Chapter two considers how Keir Stamer won the Labour leadership and his subsequent attack on the left within the Party. Unfortunately, here the work becomes rather descriptive: an account of what has occurred rather than a productive analysis of it. By focusing on the plight of left-leaning members within the Party, the book neglects any detailed account of the right and its motivations. This is surely crucial if we are to understand how its grip on the Party is to be loosened.
In the third chapter, Phipps continues to analyse the Starmer era, but considers Labour’s future more directly. This includes charting routes through demographic challenges and the supposedly rough currents of patriotism and nationalism. For readers of Scottish Left Review,there’s a lack of substantive discussion on Scotland and the national question, though there are a few astute quotes from Tommy Kane and Stephen Low. Broadly, the work argues that only through a renewed focus on local ‘grassroots’ organising can Labour and the Labour left recover.

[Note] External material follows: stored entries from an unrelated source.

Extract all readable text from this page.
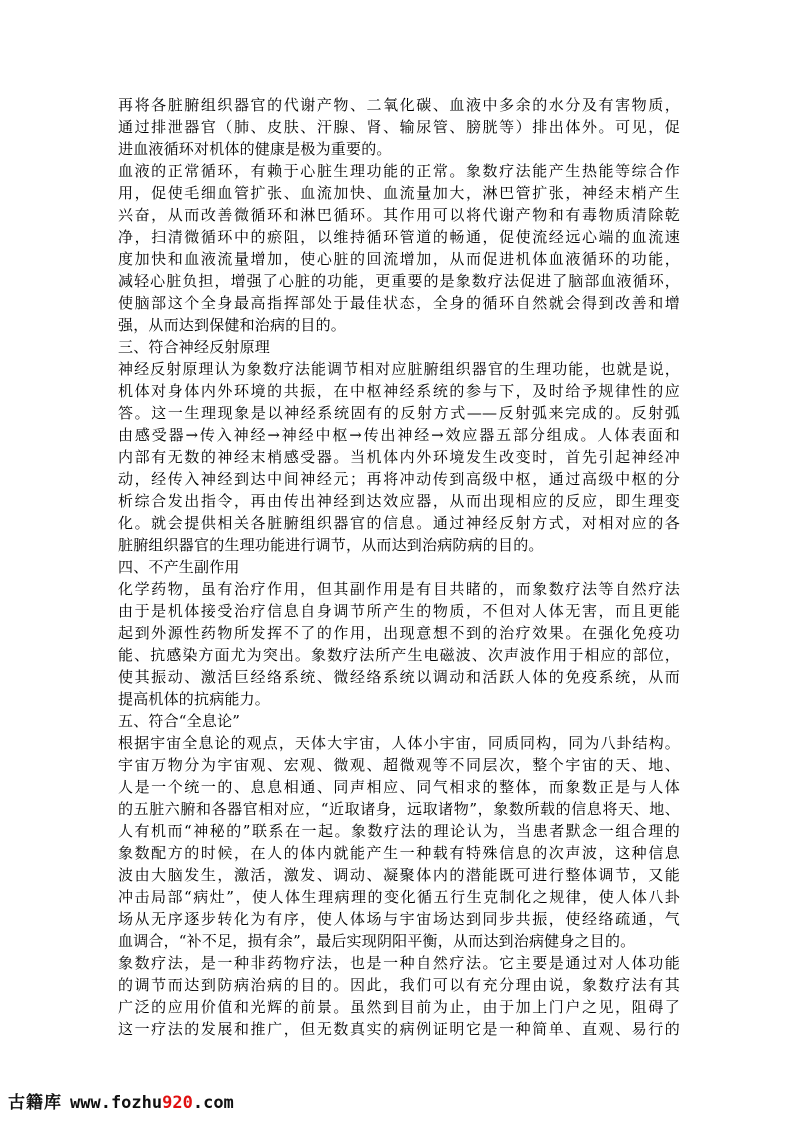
再将各脏腑组织器官的代谢产物、二氧化碳、血液中多余的水分及有害物质，
通过排泄器官（肺、皮肤、汗腺、肾、输尿管、膀胱等）排出体外。可见，促
进血液循环对机体的健康是极为重要的。
血液的正常循环，有赖于心脏生理功能的正常。象数疗法能产生热能等综合作
用，促使毛细血管扩张、血流加快、血流量加大，淋巴管扩张，神经末梢产生
兴奋，从而改善微循环和淋巴循环。其作用可以将代谢产物和有毒物质清除乾
净，扫清微循环中的瘀阻，以维持循环管道的畅通，促使流经远心端的血流速
度加快和血液流量增加，使心脏的回流增加，从而促进机体血液循环的功能，
减轻心脏负担，增强了心脏的功能，更重要的是象数疗法促进了脑部血液循环，
使脑部这个全身最高指挥部处于最佳状态，全身的循环自然就会得到改善和增
强，从而达到保健和治病的目的。
三、符合神经反射原理
神经反射原理认为象数疗法能调节相对应脏腑组织器官的生理功能，也就是说，
机体对身体内外环境的共振，在中枢神经系统的参与下，及时给予规律性的应
答。这一生理现象是以神经系统固有的反射方式——反射弧来完成的。反射弧
由感受器→传入神经→神经中枢→传出神经→效应器五部分组成。人体表面和
内部有无数的神经末梢感受器。当机体内外环境发生改变时，首先引起神经冲
动，经传入神经到达中间神经元；再将冲动传到高级中枢，通过高级中枢的分
析综合发出指令，再由传出神经到达效应器，从而出现相应的反应，即生理变
化。就会提供相关各脏腑组织器官的信息。通过神经反射方式，对相对应的各
脏腑组织器官的生理功能进行调节，从而达到治病防病的目的。
四、不产生副作用
化学药物，虽有治疗作用，但其副作用是有目共睹的，而象数疗法等自然疗法
由于是机体接受治疗信息自身调节所产生的物质，不但对人体无害，而且更能
起到外源性药物所发挥不了的作用，出现意想不到的治疗效果。在强化免疫功
能、抗感染方面尤为突出。象数疗法所产生电磁波、次声波作用于相应的部位，
使其振动、激活巨经络系统、微经络系统以调动和活跃人体的免疫系统，从而
提高机体的抗病能力。
五、符合“全息论”
根据宇宙全息论的观点，天体大宇宙，人体小宇宙，同质同构，同为八卦结构。
宇宙万物分为宇宙观、宏观、微观、超微观等不同层次，整个宇宙的天、地、
人是一个统一的、息息相通、同声相应、同气相求的整体，而象数正是与人体
的五脏六腑和各器官相对应，“近取诸身，远取诸物”，象数所载的信息将天、地、
人有机而“神秘的”联系在一起。象数疗法的理论认为，当患者默念一组合理的
象数配方的时候，在人的体内就能产生一种载有特殊信息的次声波，这种信息
波由大脑发生，激活，激发、调动、凝聚体内的潜能既可进行整体调节，又能
冲击局部“病灶”，使人体生理病理的变化循五行生克制化之规律，使人体八卦
场从无序逐步转化为有序，使人体场与宇宙场达到同步共振，使经络疏通，气
血调合，“补不足，损有余”，最后实现阴阳平衡，从而达到治病健身之目的。
象数疗法，是一种非药物疗法，也是一种自然疗法。它主要是通过对人体功能
的调节而达到防病治病的目的。因此，我们可以有充分理由说，象数疗法有其
广泛的应用价值和光辉的前景。虽然到目前为止，由于加上门户之见，阻碍了
这一疗法的发展和推广，但无数真实的病例证明它是一种简单、直观、易行的
古籍库 www.fozhu920.com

At its strongest, Don’t Stop Thinking About Tomorrow collates a variety of important ideas and developments within the Labour Party. It highlights that to begin any renewal, the Labour left and the Party itself must be prepared to do the hard work of building genuine community support. Phipps also succeeds in demonstrating that the Corbyn project and its legacy is evidence of the importance of organising through the Labour Party, not evidence of its futility. For socialists outside the Party, he makes a convincing case that the Labour Party must be understood as a terrain of struggle, not yet the vehicle for its advance. Whatever the Labour Party is, it is certainly not a signifier of moral integrity, to be boarded or to disembark when one agrees or disagrees with its leadership.

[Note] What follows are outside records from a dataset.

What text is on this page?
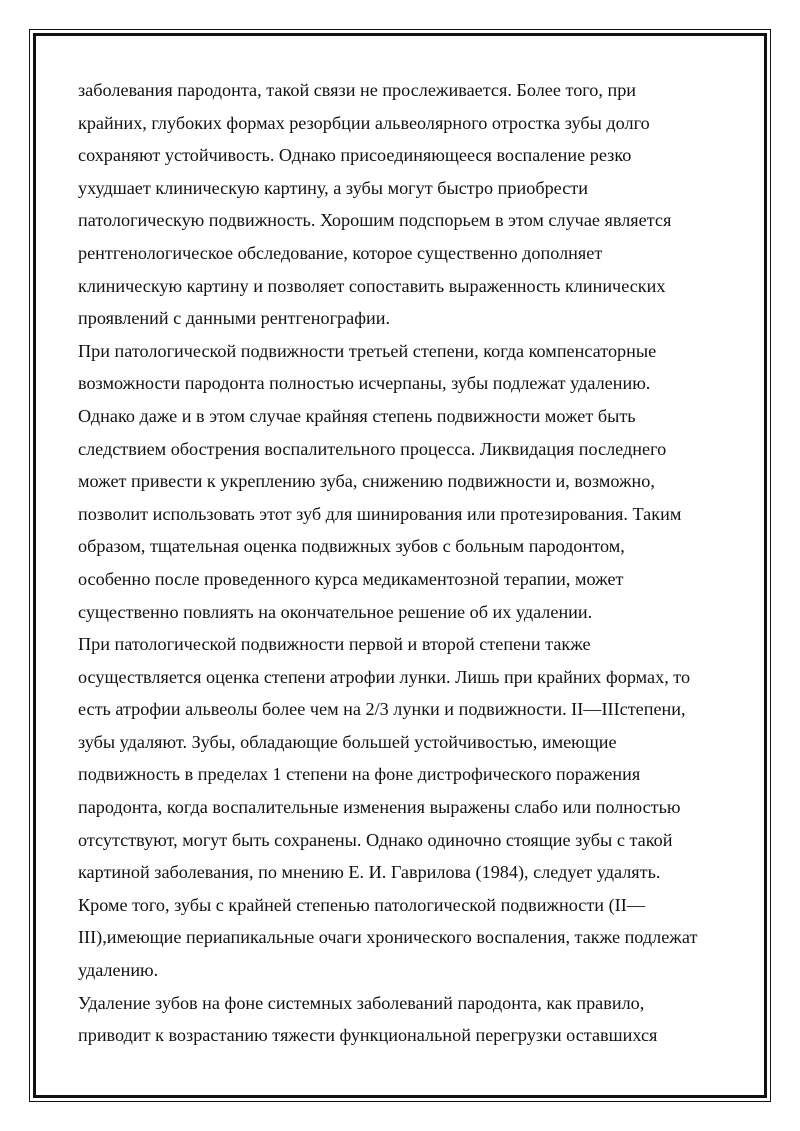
заболевания пародонта, такой связи не прослеживается. Более того, при
крайних, глубоких формах резорбции альвеолярного отростка зубы долго
сохраняют устойчивость. Однако присоединяющееся воспаление резко
ухудшает клиническую картину, а зубы могут быстро приобрести
патологическую подвижность. Хорошим подспорьем в этом случае является
рентгенологическое обследование, которое существенно дополняет
клиническую картину и позволяет сопоставить выраженность клинических
проявлений с данными рентгенографии.
При патологической подвижности третьей степени, когда компенсаторные
возможности пародонта полностью исчерпаны, зубы подлежат удалению.
Однако даже и в этом случае крайняя степень подвижности может быть
следствием обострения воспалительного процесса. Ликвидация последнего
может привести к укреплению зуба, снижению подвижности и, возможно,
позволит использовать этот зуб для шинирования или протезирования. Таким
образом, тщательная оценка подвижных зубов с больным пародонтом,
особенно после проведенного курса медикаментозной терапии, может
существенно повлиять на окончательное решение об их удалении.
При патологической подвижности первой и второй степени также
осуществляется оценка степени атрофии лунки. Лишь при крайних формах, то
есть атрофии альвеолы более чем на 2/3 лунки и подвижности. II—IIIстепени,
зубы удаляют. Зубы, обладающие большей устойчивостью, имеющие
подвижность в пределах 1 степени на фоне дистрофического поражения
пародонта, когда воспалительные изменения выражены слабо или полностью
отсутствуют, могут быть сохранены. Однако одиночно стоящие зубы с такой
картиной заболевания, по мнению Е. И. Гаврилова (1984), следует удалять.
Кроме того, зубы с крайней степенью патологической подвижности (II—
III),имеющие периапикальные очаги хронического воспаления, также подлежат
удалению.
Удаление зубов на фоне системных заболеваний пародонта, как правило,
приводит к возрастанию тяжести функциональной перегрузки оставшихся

There are criticisms to be made of Phipps’ account too, though. In particular, the book maintains the idea that Labour’s membership is inherently sympathetic to the left of the Party. It cites members’ continuing support of much of the policy from the 2019 general election as evidence for this and seems to suggest that were it not for the right’s manipulation of supposedly democratic processes, Labour would naturally swing to a democratic socialist bearing. Much of the evidence of the Labour Party’s history does not suggest this. Without resorting to tedious quips of Methodism and Marxism, it seems clear that the Labour Party’s membership is composed of a great mixture of people. Some of these are socialists, some now ardent Blairites, but a great many appear to sway in time to rather vague appeals to hazy ideas of values and power. An underappreciated aspect of Jeremy Corbyn was that he offered a pallet cleanser to the indistinct Blairite politicians who surrounded him, now he has been swallowed by the party membership, perhaps we are returning to that fare.
In any case, Don’t Stop Thinking About Tomorrow does not make a course for the left or the Labour Party, but that it begins to think about such routes makes it a welcome shipmate on the journey.
Dexter Govan is a historian and writer of unionism and the left.